Las reputaciones

Artículos de ocasión

A todos nos sorprenden estas disputas contemporáneas sobre la reputación de las personas públicas. Hace tiempo escribí que la idea de Dios medieval, basada en el terror a un Ser Superior que te observa y te juzga en todo momento, solo pervivía entre los famosos. Las personas que viven de su relevancia entre los demás temen, como se temía a ese Dios antiguo, que el escrutinio de la gente sobre ellos sea negativo. De esta manera, tratan de preservar su reputación a toda costa y lo que más pánico les produce es caer en desgracia. Si un famoso incurre en algún comportamiento reprobable su reputación es estigmatizada en público y cae la rentabilidad de su negocio. Nada nos gusta más que destruir héroes, porque igual que los encumbramos porque necesitamos figuras míticas, también necesitamos arrastrarlos al lodo para demostrarnos a nosotros mismos que ni ellos se salvan de la degradación, que es la ley de la vida. Los famosos temen ese ojo que todo lo ve, ese nuevo Dios, y pese a que inundan las redes sociales con sus mejores perfiles temen que un día llegue su destrucción.

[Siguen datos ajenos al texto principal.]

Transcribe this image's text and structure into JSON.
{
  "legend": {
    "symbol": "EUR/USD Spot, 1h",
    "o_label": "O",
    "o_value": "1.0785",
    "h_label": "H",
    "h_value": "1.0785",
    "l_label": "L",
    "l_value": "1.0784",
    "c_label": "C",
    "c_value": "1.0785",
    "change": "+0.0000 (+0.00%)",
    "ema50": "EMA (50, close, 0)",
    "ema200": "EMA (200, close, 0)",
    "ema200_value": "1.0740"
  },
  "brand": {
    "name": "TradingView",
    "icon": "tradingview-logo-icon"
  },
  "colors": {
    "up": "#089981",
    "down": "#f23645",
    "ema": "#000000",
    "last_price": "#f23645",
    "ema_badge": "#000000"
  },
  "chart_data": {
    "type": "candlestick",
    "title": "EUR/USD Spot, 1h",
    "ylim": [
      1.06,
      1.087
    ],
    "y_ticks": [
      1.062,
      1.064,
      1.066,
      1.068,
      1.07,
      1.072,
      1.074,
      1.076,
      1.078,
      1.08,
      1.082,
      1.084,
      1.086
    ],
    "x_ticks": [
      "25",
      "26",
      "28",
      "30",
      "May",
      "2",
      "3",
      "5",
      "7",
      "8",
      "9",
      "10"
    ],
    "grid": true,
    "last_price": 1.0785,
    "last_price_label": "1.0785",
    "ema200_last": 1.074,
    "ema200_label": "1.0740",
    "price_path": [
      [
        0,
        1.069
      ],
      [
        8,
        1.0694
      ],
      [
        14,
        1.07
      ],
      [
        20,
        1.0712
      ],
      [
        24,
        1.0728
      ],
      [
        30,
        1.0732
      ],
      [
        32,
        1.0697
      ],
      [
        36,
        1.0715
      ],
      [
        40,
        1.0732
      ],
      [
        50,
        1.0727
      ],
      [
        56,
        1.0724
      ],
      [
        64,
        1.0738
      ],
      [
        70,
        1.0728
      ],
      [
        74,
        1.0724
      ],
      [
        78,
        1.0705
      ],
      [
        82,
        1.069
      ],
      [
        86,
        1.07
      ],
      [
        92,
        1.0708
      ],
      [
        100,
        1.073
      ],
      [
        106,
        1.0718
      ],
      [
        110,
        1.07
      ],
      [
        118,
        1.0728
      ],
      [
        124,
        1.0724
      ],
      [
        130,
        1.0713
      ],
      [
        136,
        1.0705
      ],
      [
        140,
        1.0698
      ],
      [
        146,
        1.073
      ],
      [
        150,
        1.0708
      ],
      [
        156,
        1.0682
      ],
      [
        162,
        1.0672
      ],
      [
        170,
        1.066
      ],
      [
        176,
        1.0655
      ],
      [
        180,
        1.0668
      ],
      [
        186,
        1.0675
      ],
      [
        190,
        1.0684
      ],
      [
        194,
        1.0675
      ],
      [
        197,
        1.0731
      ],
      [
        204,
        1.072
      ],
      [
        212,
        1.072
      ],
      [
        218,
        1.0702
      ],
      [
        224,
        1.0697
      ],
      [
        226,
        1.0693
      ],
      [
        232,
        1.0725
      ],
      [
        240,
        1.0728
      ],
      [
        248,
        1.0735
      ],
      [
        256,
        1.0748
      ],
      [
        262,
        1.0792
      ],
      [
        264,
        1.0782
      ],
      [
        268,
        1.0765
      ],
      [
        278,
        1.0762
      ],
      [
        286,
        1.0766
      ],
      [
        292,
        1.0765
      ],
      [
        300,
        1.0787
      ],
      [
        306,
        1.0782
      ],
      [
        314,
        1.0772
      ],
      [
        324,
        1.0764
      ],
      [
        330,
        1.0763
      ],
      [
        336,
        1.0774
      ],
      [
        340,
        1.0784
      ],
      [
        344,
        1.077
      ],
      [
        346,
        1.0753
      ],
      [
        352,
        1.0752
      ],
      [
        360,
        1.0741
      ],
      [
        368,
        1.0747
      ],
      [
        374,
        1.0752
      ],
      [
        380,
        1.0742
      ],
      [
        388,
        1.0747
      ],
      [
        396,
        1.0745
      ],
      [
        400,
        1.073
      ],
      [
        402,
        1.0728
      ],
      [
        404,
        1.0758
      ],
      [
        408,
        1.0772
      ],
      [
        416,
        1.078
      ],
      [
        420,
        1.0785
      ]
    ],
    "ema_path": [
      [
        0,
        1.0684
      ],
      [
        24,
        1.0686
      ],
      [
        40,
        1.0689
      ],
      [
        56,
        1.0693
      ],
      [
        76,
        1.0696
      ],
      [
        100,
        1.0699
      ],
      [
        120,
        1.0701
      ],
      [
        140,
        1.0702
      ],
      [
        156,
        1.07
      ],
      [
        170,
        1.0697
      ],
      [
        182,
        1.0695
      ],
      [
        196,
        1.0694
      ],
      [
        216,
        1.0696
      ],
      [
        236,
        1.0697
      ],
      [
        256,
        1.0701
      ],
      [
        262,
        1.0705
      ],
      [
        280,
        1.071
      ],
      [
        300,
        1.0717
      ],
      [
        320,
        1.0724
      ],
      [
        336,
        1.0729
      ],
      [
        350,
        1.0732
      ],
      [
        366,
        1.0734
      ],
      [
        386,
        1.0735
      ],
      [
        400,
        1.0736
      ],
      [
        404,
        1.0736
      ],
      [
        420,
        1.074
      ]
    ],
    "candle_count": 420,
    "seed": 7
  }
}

En Francia han vivido una polémica literaria con el proyecto de volver a publicar los libelos antisemitas del escritor Céline. Personaje casi icónico de la vileza del talento, esos libelos carecen de interés frente a su novela cumbre, El viaje al fin de la noche, pero al haber salido de su pluma provocan curiosidad casi antropológica. La paralización de la publicación no impide que estén accesibles por otros medios, de alguna manera la aparición en una edición cuidada lo que le concedía era un prestigio literario que quizá no merezcan. Es probable que lo que sea más interesante de todo el proceso es conceder que podemos admirar a miserables por algún talento preciso que posean. No vamos a renunciar a la pintura de Caravaggio por sus aficiones criminales como no le negamos el talento a Leni Riefenstahl pese a ponerlo al servicio del nazismo.

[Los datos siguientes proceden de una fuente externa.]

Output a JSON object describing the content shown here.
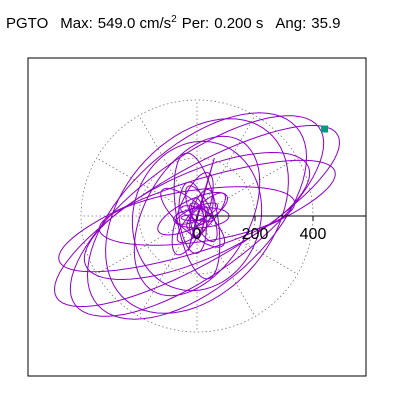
{
  "header": {
    "component": "PGTO",
    "max_label": "Max:",
    "max_value": "549.0 cm/s",
    "max_exp": "2",
    "per_label": "Per:",
    "per_value": "0.200 s",
    "ang_label": "Ang:",
    "ang_value": "35.9"
  },
  "chart_data": {
    "type": "orbit",
    "title": "PGTO Max: 549.0 cm/s2 Per: 0.200 s Ang: 35.9",
    "x_ticks": [
      0,
      200,
      400
    ],
    "x_tick_labels": [
      "0",
      "200",
      "400"
    ],
    "axis_range": [
      -600,
      600
    ],
    "polar_grid": {
      "circles": [
        200,
        400
      ],
      "spokes_deg": [
        0,
        30,
        60,
        90,
        120,
        150,
        180,
        210,
        240,
        270,
        300,
        330
      ],
      "style": "dotted"
    },
    "peak_marker": {
      "x": 440,
      "y": 300
    },
    "orbit_ellipses": [
      {
        "a": 560,
        "b": 160,
        "angle_deg": 30
      },
      {
        "a": 520,
        "b": 200,
        "angle_deg": 36
      },
      {
        "a": 460,
        "b": 240,
        "angle_deg": 42
      },
      {
        "a": 420,
        "b": 150,
        "angle_deg": 24
      },
      {
        "a": 380,
        "b": 260,
        "angle_deg": 50
      },
      {
        "a": 300,
        "b": 180,
        "angle_deg": 60
      },
      {
        "a": 500,
        "b": 120,
        "angle_deg": 18
      },
      {
        "a": 260,
        "b": 220,
        "angle_deg": 75
      },
      {
        "a": 340,
        "b": 90,
        "angle_deg": 8
      },
      {
        "a": 220,
        "b": 70,
        "angle_deg": 100
      }
    ],
    "colors": {
      "trace": "#8e00c8",
      "marker": "#009b7d",
      "grid": "#777777",
      "axis": "#000000"
    }
  }
}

Hace poco han salido varios actores y actrices para renegar públicamente por haber trabajado con Woody Allen. Decidieron creer a su hija adoptiva, que lo acusa de abusos sexuales antes que a los forenses judiciales que por dos veces desestimaron su caso. Se distancian así del perfil contaminado de Woody, manchado desde que se emparejó con la hija adoptiva de su pareja. Pese a que la mayoría de las películas de Allen trata sobre la potencia de los sentimientos frente a las convenciones sociales, los actores que reniegan de él lo que temen es juntar su reputación con la de alguien en descenso de cotización. Incluso han donado su dinero a causas de defensa de la mujer para salvar su imagen. No imagino a una pareja que compró hace años un piso en una promoción de viviendas que reniegue del piso ni de vivir en él y ser feliz entre sus paredes si un día se descubre que sirvió para blanquear dinero. El crimen, de haberlo, no fue suyo. Trabajar en una película no te convierte en cómplice de los crímenes de un autor, si los hubiera cometido. De hecho, nadie devuelve el dinero ni el Oscar que ganaron gracias a Harvey Weinstein, este sí confeso y demostrado abusador sexual en serie.

La admiración es una delicada sustancia que circula por nuestras venas. He conocido a gente que desprecia las novelas de Philip Roth porque le han dicho que es antipático y su exmujer Claire Bloom escribió unas memorias donde lo retrataba como alguien horrible. Tampoco Salinger sale bien retratado por sus biógrafos e íntimos, como no lo han sido tantos y tantos personajes con talento cuyas debilidades y carencias no sólo no empobrecen su obra, sino que quizá la alimentan. Picasso hace años que recibe acusaciones solemnes por no haber sido el marido ideal, como seguramente tampoco lo fueron artistas de gran talento, hombres y mujeres, a lo largo del tiempo. Ser buena persona es una vocación privada, maravillosa de degustar por los cercanos en secreto e intimidad. A quienes conocemos tan sólo por sus obras quizá deberíamos limitarnos a admirar el producto de su talento y dejar para los tribunales el juicio penal a la persona. Los modos sociales de tiempos anteriores son afortunadamente caducos, pero es idiota someterlos al criterio actual. Haríamos mejor en concentrarnos en ser hoy mejores personas, que en juzgar el pasado.